Movies like “Let the Right One In” triumphs because of the composure it brings along to a story which in reality would have so much flaw and plot holes in it. It is a calm, very calm film meditating on the unrelenting force of survival and incapability of control over it. It then takes its focus towards the society inbreeding the violence very early at the age when kids aggravate their bullying into something else. Then it plays an unusual tone of relationship between a twelve year old boy and another twelve year looking girl to mould into something else without a single bit of perversion or uncomfortableness. Staying still and unnerving, “Let the Right One In” is a film which entertains you purely on its making and mood than anything else.
This Swedish film focuses on a wintery town. A young tame boy, Oskar (Kåre Hedebrant) lives with his mother. While he invades his anger alone in his room in an act of retaliation towards being humiliated and bullied by his classmate Conny (Patrik Rydmark) earlier at his school, he sees a neighbour move in. An old man (Per Ragnar) comes with a young girl (Lina Leandersson). Soon Oskar and the young girl meet at the apartment playing yard and begin to converse to defy their loneliness. Thus begins a strange journey for these two of them.
See the girl comes out only in the night and her caretaker goes out and tries to bring blood for her. All becomes clear without any explicit dialogues that she is not human. Only later in the film does the confirmation from Oskar towards her reveals that she is a vampire. She also says she is not a girl to Oskar. In the icy cold winter wherein the trees have given up their leaves to stay still and not perturb the eerie silence, the film is a movement in its essence of an unfazed image . Nothing sudden happens even with really tense moments when the young girl whose name is Eli hunts out of survival to quench her blood thirst.
It is not a film about horror or thriller as the immediate nature to connect vampire and blood to the genre usually does. It is a film of a surrounding wherein a vampire becomes a better friend than one’s human class mates. Despite being to kill and survive, Eli seem to not even try to resist in attacking Oskar. There seems to be a connection out there itself without any sense of affection in words and physicality. These two who are actually kids are posed as mature beings but in their little world of limited sensibility.
If Eli works with such an abnormal perfection, it is the casting of the little girl Lina Leandersson. She has grown up eyes but tiny in her appearance. She has eerie appearance but a subtle unusual beauty for her age. We see an aging and tired being but also a kid gave up trying to grow up. It is that which makes us like this blood seeking character. It is also because of that there is a complete cuteness when Eli and Oskar talk out of going steady and having a chance with each other.
What is also a little bit of downfall is the sense of the real to life depiction not suiting the material in hand. Is it because there is an absolute impossibility of a vampire film made to exist in the life we lead?
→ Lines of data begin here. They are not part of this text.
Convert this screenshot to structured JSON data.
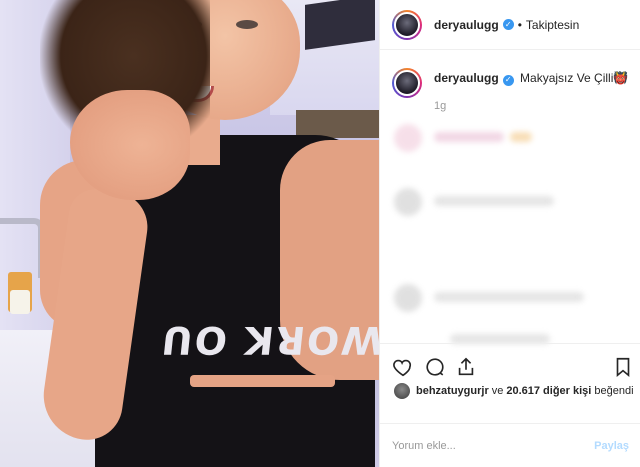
{
  "post": {
    "username": "deryaulugg",
    "follow_status": "Takiptesin",
    "separator": "•",
    "verified_glyph": "✓",
    "shirt_text": "WORK OU"
  },
  "caption": {
    "username": "deryaulugg",
    "text": "Makyajsız Ve Çilli",
    "emoji": "👹",
    "time": "1g"
  },
  "actions": {
    "icons": [
      "heart-icon",
      "comment-icon",
      "share-icon",
      "bookmark-icon"
    ]
  },
  "likes": {
    "user": "behzatuygurjr",
    "connector": "ve",
    "count": "20.617 diğer kişi",
    "suffix": "beğendi"
  },
  "comment": {
    "placeholder": "Yorum ekle...",
    "post_label": "Paylaş"
  },
  "colors": {
    "verified": "#3897f0",
    "post_disabled": "#b3dbff",
    "muted": "#999999"
  }
}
Was there any super natural film which attempted to co-exist with our daily life? Thinking hard and wild, it is tough to recollect any film in that realm at all. I believe it is the inability to see this unknown and unseen pair of actuality with the fiction having to hold hands. And that appears a little out of place.
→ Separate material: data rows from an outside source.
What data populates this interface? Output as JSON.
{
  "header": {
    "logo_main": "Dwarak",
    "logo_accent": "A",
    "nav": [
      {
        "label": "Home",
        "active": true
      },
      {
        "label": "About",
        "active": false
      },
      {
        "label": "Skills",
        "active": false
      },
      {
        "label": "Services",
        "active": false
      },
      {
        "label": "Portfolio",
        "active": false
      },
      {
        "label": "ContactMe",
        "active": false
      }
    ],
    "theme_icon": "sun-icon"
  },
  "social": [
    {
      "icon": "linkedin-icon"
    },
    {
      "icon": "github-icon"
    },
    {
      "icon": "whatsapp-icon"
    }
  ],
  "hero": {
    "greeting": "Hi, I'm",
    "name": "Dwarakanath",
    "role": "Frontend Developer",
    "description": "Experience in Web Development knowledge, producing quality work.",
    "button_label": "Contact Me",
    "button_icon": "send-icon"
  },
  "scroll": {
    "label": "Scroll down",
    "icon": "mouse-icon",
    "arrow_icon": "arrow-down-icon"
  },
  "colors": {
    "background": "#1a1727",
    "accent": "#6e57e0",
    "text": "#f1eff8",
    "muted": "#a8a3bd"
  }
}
From the novel of same name by John Ajvide Lindqvist who also penned the screenplay for the film, it is a tale of untold rhythms. I was not enthralled but very silently entertained. In the music and pictures of this chilly weather and unique characters, we see humanity, inhumanity, animal instinct and a stretch of love which would have gone wrong in so many ways by stepping aside in tiniest proportion.
“Let the Right One In” does not have a purpose. It is a short story arriving at its will to its center line piece of these two beings finding solace with each other. Convincing plot, untied knots becomes unnecessary when there is a whole lot exploration and aesthetic beauty left to be seen in rest of the film. In that we forget the logic and are tickled by the sweetness of the script and the sympathy it creates on this tragic character of Eli. While we become to accept the nature of Eli in killing humans, we could not come to conclusion on these bullying kids going beyond imagination to cause trouble to their class mate. May be we are separating too much and placing and thinking too high of us to expect something brutal. May be we are all vampires inside ready to suck in the meager humanity residing in prospective weakened souls. May be we have become to find our Oskar and live with an understanding called love. It sounds too cheesy but it is the only connection with our sanity among beasts.
1 comment:
I liked the ending :-)
What do you think of the title? - could it be from a third person's perspective, don't let Eli in your(Oscar) life or could it be from Eli's perspective of not letting the abusive boys in Oscar's life.